Bab 73

173 24 0
                                    

Hari sudah hampir senja ketika Hayam Wuruk tiba kembali di rumah Nenek Wening. Rumah itu masih begitu sepi saat pria itu masuk ke dalamnya.

Istrinya dan Nenek Wening sepertinya memang belum pulang. Keberadaan Kakek Darya pun sama sekali tak terlihat.

Pria itu tampak menarik nafas panjang sebelum akhirnya memilih untuk keluar kembali dan terduduk di teras. Dipandanginya matahari yang telah bersiap untuk tenggelam sembari menunggu kekasihnya pulang.

Tiba-tiba saja terlihat sebuah lambaian tangan dari seseorang yang berjalan di kejauhan. Hayam Wuruk nampak memicingkan matanya untuk memastikan siapa yang sedang melambai-lambaikan tangannya itu. Dan ternyata itu adalah Nenek Wening yang berjalan berdampingan dengan Kakek Darya. Di belakangnya terlihat Sudewi yang sedang memandang ke arahnya. Tak perlu berfikir dua kali bagi Hayam Wuruk untuk segera menghampiri ketiganya.

"Hei anak muda, apa kau menunggu-nunggu kami sedari tadi?" Tanya Nenek Wening.

"Tentu saja Nek." Ucap Hayam Wuruk, tersenyum memandangi Sudewi.
"Kau terlihat lelah." Lanjutnya sembari mengambil alih keranjang-keranjang ikan yang telah kosong dari tangan istrinya itu.

"Tak apa...." Ucap Sudewi.

Tampak kening Hayam Wuruk yang berkerut saat menyadari senyum Permaisurinya itu tak seindah biasanya.

"Ma'af Nak Panji...." Sela Kakek Darya.
"Aku harus meninggalkan mu sendiri di rumah tadi, karena aku benar-benar merasa khawatir pada Nenek dan Nak Utari."

"Tak apa Kek...."

"Dan benar saja penjahat-penjahat itu datang lagi...." Ucap Kakek Darya dengan begitu sedihnya

"Benarkah?" Sekali lagi Hayam Wuruk memandang pada istrinya yang hanya menjawabnya dengan sebuah senyuman tipis.

"Tapi tak apa anak muda, kami berhasil mengusirnya sekali lagi tadi." Ucap Nenek Wening.
"Sepertinya keputusan tepat nduk ayu ini ikut bersamaku, seakan keberuntungan benar-benar sedang berpihak padaku hari ini.

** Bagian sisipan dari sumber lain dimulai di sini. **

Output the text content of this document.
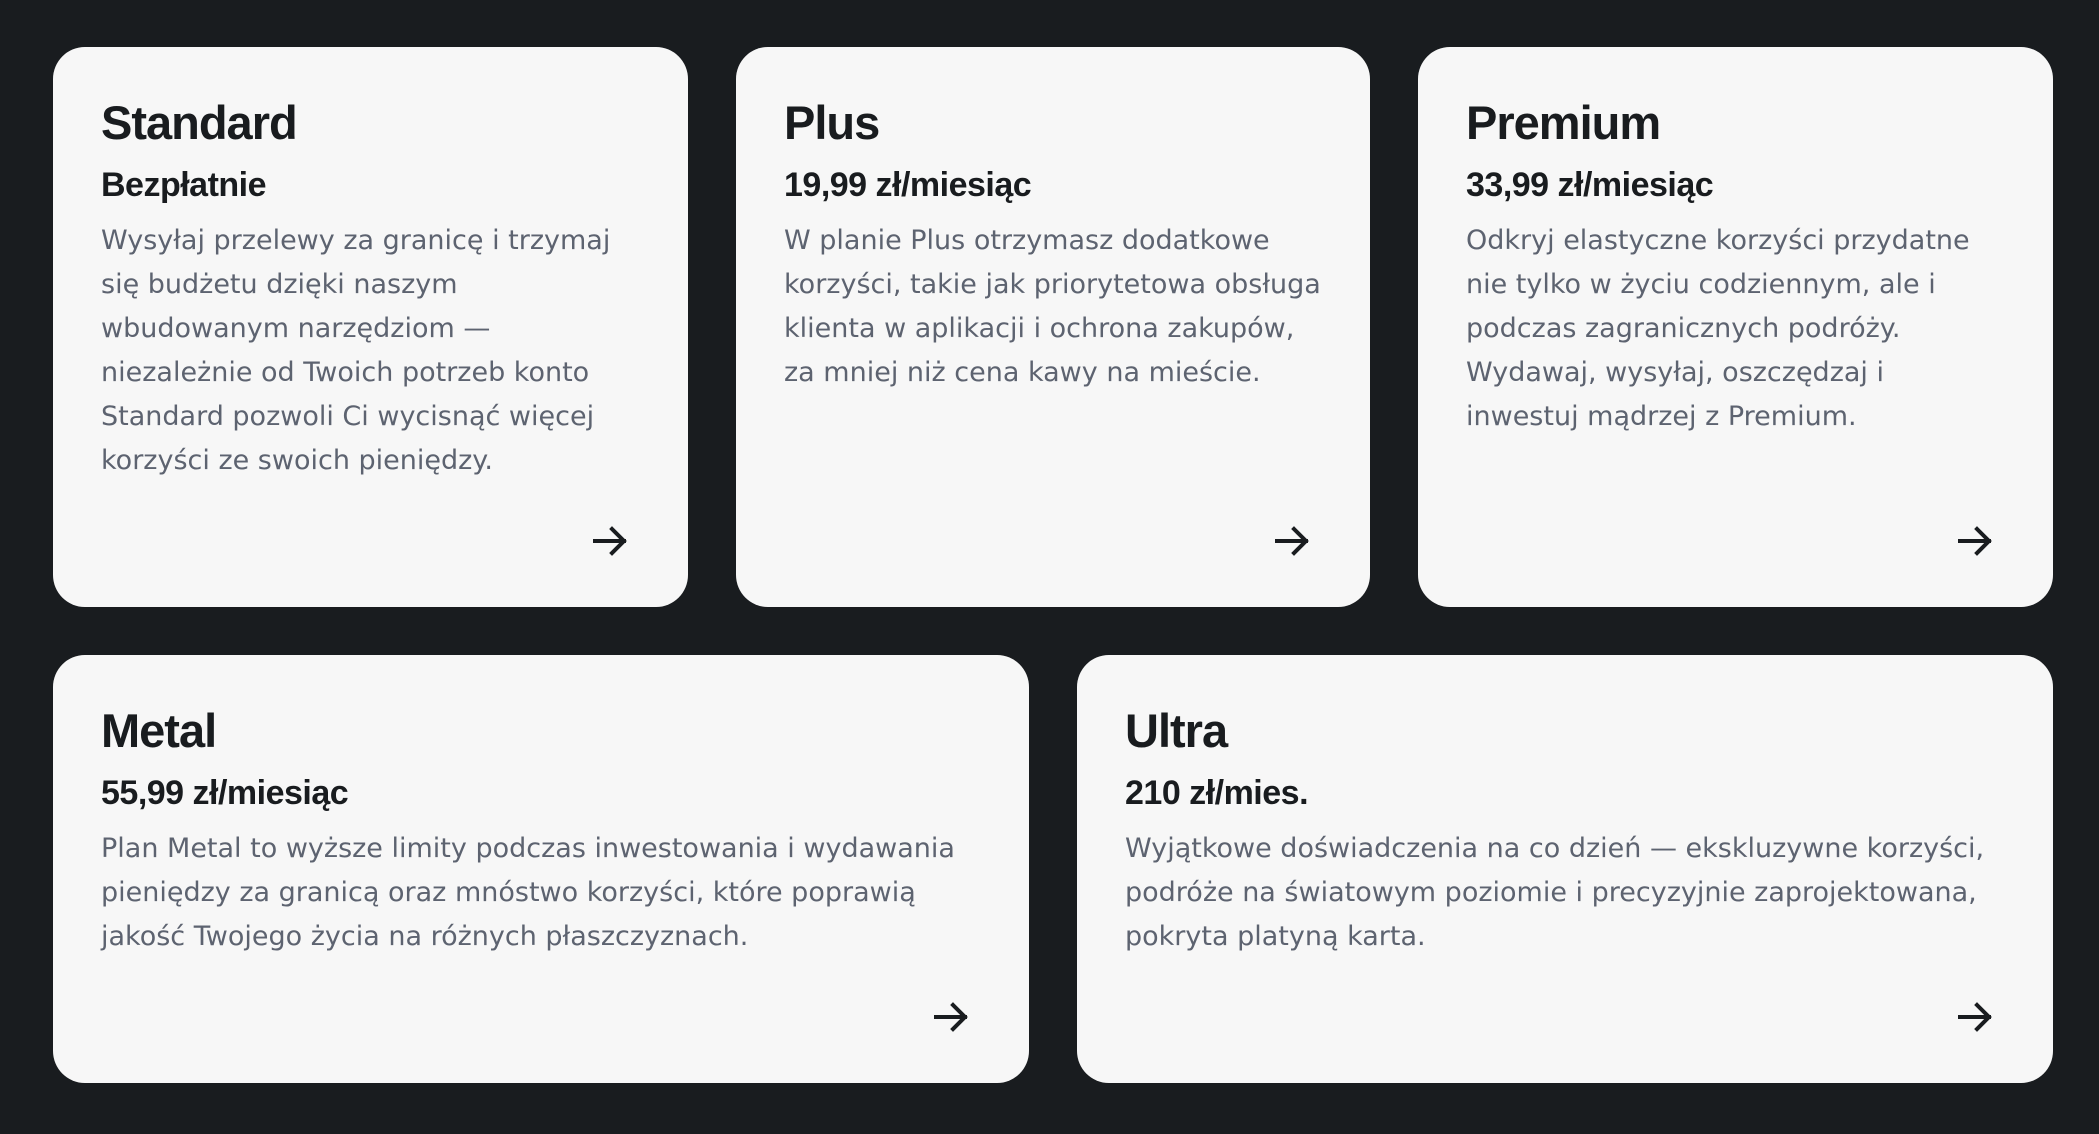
Standard
Bezpłatnie

Wysyłaj przelewy za granicę i trzymaj się budżetu dzięki naszym wbudowanym narzędziom — niezależnie od Twoich potrzeb konto Standard pozwoli Ci wycisnąć więcej korzyści ze swoich pieniędzy.

Plus
19,99 zł/miesiąc

W planie Plus otrzymasz dodatkowe korzyści, takie jak priorytetowa obsługa klienta w aplikacji i ochrona zakupów, za mniej niż cena kawy na mieście.

Premium
33,99 zł/miesiąc

Odkryj elastyczne korzyści przydatne nie tylko w życiu codziennym, ale i podczas zagranicznych podróży. Wydawaj, wysyłaj, oszczędzaj i inwestuj mądrzej z Premium.

Metal
55,99 zł/miesiąc

Plan Metal to wyższe limity podczas inwestowania i wydawania pieniędzy za granicą oraz mnóstwo korzyści, które poprawią jakość Twojego życia na różnych płaszczyznach.

Ultra
210 zł/mies.

Wyjątkowe doświadczenia na co dzień — ekskluzywne korzyści, podróże na światowym poziomie i precyzyjnie zaprojektowana, pokryta platyną karta.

Lihatlah ikan-ikan kami pun tak ada yang bersisa." Dengan begitu senang diguncang-guncangkannya keranjang ikan yang juga telah kosong di tangannya.

Hayam Wuruk tersenyum melihat betapa senangnya Nenek Wening, namun tidak dengan Sudewi yang masih tetap saja tersenyum tipis saat pria itu meliriknya, seakan memang ada sesuatu yang benar-benar sedang dipikirkannya. Dan itu terus berlanjut sampai mereka akhirnya masuk ke dalam rumah.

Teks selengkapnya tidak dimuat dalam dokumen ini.